Offensive coordinator Wes Phillips walked to the coaches' booth wearing an itchy wool sweater that could have passed for one Jerry Burns wore while overseeing Grant's offense. While Minnesota Orchestra principal trumpet Manny Laureano played the national anthem, 20 of Grant's former players stood in the end zone, helmets under one arm, just like they had done years ago.
The Vikings' regular-season opener was their first since Grant, the Hall of Famer who coached them to all four of their Super Bowl appearances, died at age 95 in March. They turned Sunday's game against the Tampa Bay Buccaneers into an event that celebrated their revered former coach and his era at the center of Minnesota sports.
While the production honored Grant, the current iteration of the Vikings turned in the kind of undisciplined performance that might have galled him.
The Vikings lost 20-17 in a game where they turned the ball over three times, including a Kirk Cousins interception at the goal line and a fumble where guard Ed Ingram knocked the ball out of his quarterback's hands. They provided their opponent, which had just 242 yards of offense, a fresh set of downs near the goal line when rookie Jay Ward lined up in the neutral zone on a third-quarter field goal. They burned a timeout when they were lined up incorrectly for a fourth-quarter Tampa Bay field goal and gave the Buccaneers 15 yards on a Dean Lowry face mask penalty to begin the drive that ran out the clock.
It was the Vikings' eighth home opener at U.S. Bank Stadium; the only other one they lost was in 2020, when Aaron Rodgers operated with stunning serenity in an empty stadium. On Sunday, Kevin O'Connell, the head coach who'd formed a fast friendship with Grant in the final year of his life, was left to recount the errors that put the Vikings under .500 for the first time in his career.

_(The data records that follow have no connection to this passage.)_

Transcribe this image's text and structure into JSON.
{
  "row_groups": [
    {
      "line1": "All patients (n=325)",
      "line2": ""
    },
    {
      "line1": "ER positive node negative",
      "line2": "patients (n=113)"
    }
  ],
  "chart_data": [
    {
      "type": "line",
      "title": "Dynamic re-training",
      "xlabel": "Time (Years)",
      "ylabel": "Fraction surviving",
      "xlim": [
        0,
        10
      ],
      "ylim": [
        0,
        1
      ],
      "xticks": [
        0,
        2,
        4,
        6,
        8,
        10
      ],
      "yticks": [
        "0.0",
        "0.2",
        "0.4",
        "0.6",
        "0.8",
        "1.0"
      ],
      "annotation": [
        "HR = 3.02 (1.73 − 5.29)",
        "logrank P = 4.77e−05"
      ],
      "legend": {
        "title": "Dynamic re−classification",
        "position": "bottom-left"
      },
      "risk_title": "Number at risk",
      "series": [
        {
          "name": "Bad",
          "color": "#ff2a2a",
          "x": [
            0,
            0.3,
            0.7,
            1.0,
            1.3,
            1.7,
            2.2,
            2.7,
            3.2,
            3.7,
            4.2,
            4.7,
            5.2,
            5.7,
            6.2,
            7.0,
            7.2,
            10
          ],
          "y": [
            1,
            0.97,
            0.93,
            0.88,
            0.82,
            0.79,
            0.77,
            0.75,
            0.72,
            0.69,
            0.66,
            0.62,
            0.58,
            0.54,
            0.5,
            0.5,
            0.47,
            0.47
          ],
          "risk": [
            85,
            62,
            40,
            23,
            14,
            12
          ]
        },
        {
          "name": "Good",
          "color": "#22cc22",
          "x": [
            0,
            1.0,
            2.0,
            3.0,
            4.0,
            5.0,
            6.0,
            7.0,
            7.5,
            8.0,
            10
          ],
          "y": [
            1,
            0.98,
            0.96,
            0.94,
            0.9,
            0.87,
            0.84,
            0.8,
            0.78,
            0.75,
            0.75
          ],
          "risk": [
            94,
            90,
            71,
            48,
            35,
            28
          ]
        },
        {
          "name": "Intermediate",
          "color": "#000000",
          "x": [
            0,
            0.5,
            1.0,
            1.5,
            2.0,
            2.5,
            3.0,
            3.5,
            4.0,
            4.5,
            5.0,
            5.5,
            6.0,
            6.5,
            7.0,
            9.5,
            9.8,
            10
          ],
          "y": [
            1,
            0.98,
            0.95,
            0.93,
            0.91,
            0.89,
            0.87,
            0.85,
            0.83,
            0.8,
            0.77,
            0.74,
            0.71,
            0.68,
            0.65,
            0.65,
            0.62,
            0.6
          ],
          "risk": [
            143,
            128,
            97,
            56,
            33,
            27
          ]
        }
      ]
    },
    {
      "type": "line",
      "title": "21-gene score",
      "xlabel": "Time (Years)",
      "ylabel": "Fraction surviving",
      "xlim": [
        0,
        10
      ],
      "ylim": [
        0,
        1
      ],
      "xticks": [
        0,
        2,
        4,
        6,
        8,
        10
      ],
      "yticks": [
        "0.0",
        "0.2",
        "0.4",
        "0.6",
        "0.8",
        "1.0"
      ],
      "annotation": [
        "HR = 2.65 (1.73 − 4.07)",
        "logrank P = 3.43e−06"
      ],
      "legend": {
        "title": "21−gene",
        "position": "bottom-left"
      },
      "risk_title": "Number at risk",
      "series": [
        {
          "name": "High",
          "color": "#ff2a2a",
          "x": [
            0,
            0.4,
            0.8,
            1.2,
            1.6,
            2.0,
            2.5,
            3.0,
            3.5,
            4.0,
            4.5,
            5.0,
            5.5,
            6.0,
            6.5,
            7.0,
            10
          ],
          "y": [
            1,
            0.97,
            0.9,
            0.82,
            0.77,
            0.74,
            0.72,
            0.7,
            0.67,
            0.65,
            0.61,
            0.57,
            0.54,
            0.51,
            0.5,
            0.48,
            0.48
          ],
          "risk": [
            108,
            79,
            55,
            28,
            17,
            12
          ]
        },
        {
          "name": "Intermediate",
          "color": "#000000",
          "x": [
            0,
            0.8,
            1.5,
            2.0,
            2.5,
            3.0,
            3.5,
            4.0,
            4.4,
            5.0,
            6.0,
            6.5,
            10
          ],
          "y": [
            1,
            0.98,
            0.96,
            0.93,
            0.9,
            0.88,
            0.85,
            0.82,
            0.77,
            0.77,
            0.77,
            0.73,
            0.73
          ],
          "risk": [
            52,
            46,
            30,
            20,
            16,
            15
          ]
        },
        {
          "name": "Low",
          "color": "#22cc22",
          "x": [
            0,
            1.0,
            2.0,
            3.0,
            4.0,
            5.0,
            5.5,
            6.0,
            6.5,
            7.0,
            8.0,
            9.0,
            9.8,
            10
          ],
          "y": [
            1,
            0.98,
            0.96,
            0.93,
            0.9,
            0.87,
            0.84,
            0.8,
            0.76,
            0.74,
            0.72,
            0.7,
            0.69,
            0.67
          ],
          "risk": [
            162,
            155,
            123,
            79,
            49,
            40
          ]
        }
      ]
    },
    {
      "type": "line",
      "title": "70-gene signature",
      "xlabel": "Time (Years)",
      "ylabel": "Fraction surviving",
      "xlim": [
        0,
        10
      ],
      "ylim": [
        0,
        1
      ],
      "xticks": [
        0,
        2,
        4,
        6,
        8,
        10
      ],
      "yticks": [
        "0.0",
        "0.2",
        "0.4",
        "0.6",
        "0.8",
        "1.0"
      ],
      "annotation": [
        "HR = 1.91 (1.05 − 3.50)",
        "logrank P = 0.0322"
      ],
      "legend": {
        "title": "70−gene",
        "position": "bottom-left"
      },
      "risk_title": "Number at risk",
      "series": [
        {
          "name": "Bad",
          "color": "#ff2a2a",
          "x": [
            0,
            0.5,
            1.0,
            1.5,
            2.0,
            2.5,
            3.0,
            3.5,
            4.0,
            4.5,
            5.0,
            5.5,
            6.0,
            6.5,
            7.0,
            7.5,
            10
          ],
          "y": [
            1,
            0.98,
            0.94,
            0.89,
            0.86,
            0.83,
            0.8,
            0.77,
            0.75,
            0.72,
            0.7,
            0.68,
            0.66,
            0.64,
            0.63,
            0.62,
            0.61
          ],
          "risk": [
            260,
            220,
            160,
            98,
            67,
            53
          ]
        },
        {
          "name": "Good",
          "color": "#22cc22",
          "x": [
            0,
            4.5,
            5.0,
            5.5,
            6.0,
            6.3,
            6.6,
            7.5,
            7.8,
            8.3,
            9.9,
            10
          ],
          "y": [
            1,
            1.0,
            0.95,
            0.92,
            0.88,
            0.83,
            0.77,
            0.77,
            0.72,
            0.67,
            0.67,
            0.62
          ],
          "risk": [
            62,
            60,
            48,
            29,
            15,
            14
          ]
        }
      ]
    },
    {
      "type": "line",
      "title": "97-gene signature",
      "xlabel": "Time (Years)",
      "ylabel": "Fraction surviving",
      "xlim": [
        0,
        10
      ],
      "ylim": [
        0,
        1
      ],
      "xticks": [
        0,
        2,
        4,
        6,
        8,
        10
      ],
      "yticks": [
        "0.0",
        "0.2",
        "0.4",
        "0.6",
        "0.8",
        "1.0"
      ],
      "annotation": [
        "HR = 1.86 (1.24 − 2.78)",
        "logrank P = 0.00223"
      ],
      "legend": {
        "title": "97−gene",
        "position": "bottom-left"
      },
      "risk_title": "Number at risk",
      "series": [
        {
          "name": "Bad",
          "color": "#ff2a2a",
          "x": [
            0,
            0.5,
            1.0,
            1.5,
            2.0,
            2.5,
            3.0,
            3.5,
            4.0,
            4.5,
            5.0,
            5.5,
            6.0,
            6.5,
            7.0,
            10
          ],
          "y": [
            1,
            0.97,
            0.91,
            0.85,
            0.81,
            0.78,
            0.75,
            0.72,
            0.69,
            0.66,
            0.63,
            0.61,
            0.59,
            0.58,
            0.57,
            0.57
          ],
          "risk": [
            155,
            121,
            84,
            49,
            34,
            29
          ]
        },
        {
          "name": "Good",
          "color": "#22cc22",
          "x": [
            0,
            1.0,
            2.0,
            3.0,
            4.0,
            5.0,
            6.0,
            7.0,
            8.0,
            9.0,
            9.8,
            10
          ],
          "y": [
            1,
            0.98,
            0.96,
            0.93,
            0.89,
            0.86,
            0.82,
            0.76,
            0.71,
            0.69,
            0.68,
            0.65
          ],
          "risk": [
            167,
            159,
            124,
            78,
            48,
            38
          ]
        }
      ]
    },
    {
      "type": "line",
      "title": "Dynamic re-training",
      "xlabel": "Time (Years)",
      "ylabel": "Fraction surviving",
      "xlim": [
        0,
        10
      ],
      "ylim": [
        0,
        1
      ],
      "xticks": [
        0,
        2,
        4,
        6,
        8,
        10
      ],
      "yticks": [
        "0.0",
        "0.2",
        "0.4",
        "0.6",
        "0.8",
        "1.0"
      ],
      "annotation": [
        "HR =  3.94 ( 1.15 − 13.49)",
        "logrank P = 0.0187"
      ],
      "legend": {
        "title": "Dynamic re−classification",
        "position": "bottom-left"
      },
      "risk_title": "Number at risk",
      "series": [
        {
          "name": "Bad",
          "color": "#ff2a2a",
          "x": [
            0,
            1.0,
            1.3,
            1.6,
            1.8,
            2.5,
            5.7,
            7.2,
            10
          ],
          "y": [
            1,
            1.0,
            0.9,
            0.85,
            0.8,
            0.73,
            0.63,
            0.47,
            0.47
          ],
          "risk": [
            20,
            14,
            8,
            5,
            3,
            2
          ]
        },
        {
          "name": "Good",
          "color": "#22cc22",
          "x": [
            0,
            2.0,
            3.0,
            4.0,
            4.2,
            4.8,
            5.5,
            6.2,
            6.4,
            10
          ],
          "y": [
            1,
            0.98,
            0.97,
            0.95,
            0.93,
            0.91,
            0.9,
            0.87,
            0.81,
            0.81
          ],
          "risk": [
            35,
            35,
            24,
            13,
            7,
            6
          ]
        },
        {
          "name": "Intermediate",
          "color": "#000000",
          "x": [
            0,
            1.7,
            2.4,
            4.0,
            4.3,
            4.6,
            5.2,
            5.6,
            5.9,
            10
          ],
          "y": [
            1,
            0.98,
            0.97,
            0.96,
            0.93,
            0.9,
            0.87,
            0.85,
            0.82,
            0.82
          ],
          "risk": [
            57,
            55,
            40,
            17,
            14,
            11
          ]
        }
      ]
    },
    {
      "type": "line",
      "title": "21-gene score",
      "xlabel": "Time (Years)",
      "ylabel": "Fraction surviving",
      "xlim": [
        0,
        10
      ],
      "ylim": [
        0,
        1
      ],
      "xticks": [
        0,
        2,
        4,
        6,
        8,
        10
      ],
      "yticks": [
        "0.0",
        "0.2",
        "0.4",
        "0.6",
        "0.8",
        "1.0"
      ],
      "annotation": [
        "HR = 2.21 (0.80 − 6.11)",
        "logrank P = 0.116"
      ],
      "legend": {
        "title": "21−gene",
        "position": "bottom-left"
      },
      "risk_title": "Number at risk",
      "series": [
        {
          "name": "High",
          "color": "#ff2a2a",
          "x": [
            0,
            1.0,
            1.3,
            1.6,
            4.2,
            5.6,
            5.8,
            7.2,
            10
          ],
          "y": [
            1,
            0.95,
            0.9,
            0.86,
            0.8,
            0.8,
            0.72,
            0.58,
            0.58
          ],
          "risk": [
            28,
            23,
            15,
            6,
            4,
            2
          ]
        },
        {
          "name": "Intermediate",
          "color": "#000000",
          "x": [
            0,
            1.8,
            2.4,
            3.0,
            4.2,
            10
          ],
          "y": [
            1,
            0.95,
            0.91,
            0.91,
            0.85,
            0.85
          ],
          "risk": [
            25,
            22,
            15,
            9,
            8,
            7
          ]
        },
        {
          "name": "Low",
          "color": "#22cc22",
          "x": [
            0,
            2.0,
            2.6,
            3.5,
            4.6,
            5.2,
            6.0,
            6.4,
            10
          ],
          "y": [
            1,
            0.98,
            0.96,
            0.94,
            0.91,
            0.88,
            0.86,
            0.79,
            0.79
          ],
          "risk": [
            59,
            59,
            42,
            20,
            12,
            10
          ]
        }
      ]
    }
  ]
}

"When you lose the turnover battle three to nothing and have a few critical penalties on some third downs or fourth downs, you're doing a lot of things to help the opponent," O'Connell said. "All credit to the Tampa Bay Buccaneers; they came in and played a good, hard-fought game. But I did feel like there was quite a few self-inflicted mistakes that hopefully we can get ironed out."
The most critical mistakes came from an offense that ranked eighth in the league a year ago and unveiled its full complement of talent early in the game. Justin Jefferson had seven catches for 135 yards by halftime. When two Buccaneers defenders clamped down on his out route in the second quarter, Cousins threaded a perfect third-and-11 throw up the seam for first-round pick Jordan Addison, who beat safety Ryan Neal for a 39-yard touchdown.